The key words here are looking over to “rare” and “illness” which can result in patients feeling alone and looking to medical communicators for support. Lesieur has been a warrior as she goes about each day inspiring others to never give up and to keep one foot in front of the other. It has been a long journey with many relapses of the unknown; however, it is her family, friends and her support system that make all the difference in the world. This is one patient’s journey through diagnosis and an outlook of what still needs to be done in the field of medical communication. A better understanding, further researching and coming together as a community are at the forefront.
When first being diagnosed with hypereosinophilic syndrome (HES) what do you wish you had available to you in terms of patient advocacy?
The opportunity to have some kind of support system with other victims and families. In which more knowledge could be shared and compared as well as help the family caretakers share their experiences and ways to cope.
What are some of the key elements that you look for when looking for support or further information?
Panels, in which patients can share their journey with doctors, researchers, medical communicators and supporters.
Where do you look most for information or patient advocacy (ex. social media, blog, website, etc.)
The APFED website has been my only solid outreach along with their social media accounts.
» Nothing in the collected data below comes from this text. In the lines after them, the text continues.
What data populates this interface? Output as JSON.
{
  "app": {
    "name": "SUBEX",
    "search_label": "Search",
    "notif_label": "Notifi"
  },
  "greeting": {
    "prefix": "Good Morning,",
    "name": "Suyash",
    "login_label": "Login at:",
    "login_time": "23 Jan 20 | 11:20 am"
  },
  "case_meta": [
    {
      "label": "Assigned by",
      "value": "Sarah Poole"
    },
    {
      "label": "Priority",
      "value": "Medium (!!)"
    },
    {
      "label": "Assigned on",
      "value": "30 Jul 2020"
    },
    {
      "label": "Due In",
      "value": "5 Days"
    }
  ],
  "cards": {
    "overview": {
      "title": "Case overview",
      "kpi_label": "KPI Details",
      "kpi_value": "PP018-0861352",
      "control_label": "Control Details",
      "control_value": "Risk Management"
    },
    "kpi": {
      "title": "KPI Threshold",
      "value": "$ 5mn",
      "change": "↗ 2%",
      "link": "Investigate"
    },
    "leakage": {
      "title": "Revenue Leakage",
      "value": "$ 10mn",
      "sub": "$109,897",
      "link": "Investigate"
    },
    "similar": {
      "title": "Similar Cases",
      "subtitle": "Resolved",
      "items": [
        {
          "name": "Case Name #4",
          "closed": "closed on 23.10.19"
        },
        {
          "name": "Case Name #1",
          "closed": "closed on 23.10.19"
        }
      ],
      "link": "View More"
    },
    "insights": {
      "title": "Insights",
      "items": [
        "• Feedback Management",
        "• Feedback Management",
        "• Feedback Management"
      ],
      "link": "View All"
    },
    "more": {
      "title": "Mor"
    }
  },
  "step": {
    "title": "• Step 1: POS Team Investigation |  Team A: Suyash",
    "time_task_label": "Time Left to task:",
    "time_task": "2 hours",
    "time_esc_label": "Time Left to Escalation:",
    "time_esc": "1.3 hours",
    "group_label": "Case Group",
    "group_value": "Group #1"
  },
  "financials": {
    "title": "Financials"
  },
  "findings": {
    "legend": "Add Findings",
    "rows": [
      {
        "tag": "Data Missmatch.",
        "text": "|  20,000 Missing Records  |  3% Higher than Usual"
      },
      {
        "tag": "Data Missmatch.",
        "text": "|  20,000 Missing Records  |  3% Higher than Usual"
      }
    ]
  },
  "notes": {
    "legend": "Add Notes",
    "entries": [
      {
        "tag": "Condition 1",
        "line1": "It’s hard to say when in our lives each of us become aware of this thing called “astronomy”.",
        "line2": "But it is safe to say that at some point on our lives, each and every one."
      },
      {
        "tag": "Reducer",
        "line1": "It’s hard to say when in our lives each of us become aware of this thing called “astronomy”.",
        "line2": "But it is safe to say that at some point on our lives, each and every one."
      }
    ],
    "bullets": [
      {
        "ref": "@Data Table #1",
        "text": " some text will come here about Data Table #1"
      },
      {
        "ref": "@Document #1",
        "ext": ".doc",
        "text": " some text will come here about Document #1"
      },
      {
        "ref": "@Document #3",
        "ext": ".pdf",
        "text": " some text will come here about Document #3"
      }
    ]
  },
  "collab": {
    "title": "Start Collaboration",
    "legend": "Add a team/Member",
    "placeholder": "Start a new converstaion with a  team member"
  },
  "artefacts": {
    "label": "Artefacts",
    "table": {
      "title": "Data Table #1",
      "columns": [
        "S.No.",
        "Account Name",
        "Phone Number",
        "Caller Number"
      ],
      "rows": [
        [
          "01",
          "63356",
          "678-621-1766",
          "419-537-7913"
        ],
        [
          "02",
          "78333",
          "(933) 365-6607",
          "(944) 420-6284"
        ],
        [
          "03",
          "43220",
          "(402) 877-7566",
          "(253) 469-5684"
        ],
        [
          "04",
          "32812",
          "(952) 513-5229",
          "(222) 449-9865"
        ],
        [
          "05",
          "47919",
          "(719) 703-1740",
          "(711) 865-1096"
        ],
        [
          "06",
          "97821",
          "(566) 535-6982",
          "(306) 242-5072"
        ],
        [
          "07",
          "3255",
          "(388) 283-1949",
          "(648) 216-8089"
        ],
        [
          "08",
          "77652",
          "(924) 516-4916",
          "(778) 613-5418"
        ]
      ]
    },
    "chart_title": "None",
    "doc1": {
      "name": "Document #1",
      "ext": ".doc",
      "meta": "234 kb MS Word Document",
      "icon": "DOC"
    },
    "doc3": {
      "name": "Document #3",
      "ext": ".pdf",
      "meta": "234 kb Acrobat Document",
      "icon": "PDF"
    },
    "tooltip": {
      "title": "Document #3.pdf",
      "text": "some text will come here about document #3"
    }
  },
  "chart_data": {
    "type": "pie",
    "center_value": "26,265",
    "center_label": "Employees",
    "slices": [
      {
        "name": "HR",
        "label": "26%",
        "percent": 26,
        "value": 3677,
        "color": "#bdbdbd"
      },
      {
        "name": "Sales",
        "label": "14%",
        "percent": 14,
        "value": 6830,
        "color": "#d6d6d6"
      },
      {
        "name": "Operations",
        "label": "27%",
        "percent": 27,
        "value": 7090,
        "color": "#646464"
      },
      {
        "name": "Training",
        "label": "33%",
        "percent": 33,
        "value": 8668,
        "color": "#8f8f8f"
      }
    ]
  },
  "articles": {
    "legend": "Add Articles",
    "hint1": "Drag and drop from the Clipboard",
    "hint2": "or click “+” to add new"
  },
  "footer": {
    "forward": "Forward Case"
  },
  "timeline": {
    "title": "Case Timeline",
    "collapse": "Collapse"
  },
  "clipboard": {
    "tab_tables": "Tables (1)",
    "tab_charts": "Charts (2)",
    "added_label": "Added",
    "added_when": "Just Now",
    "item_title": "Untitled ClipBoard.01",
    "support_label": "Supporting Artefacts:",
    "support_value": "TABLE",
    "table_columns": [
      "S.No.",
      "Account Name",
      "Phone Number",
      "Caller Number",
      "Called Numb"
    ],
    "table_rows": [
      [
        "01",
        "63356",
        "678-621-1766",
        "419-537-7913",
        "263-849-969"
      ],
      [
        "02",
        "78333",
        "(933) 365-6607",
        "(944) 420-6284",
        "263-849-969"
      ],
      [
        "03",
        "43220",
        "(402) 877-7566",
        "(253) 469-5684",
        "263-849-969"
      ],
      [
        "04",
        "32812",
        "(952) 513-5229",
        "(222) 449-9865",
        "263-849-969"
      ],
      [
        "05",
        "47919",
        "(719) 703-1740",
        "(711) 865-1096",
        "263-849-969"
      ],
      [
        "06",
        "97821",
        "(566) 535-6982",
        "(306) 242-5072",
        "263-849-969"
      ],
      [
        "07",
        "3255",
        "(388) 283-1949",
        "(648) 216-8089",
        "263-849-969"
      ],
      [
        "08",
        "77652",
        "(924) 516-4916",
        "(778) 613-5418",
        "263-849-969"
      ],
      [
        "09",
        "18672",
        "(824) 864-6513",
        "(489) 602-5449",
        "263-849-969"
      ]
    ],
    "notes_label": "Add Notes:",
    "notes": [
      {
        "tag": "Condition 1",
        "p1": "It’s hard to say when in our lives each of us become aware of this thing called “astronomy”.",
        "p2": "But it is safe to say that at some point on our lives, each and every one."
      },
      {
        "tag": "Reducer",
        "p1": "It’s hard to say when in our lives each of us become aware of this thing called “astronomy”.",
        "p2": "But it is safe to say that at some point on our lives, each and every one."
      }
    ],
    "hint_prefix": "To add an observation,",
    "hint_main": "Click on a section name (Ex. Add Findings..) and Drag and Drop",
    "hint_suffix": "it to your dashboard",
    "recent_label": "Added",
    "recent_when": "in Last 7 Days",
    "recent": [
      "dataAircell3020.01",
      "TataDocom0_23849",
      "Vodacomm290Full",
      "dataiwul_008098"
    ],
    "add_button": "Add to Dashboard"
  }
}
Very little has come from physicians in my experience leaving medical information limited and harder to comprehend.
How do you feel patient stories work to connect those in the digital space?
It gives them a chance to share similar stories and an open space to talk about their experiences and any new methods or trials of treatment they have received. It creates a networked community and opportunities for outreach.
What do you look for now in a medical communicator and what would you like to see be done in the future?
I would like to see them become more knowledgeable in rare diseases and give it the same amount of importance as the more common world known diseases.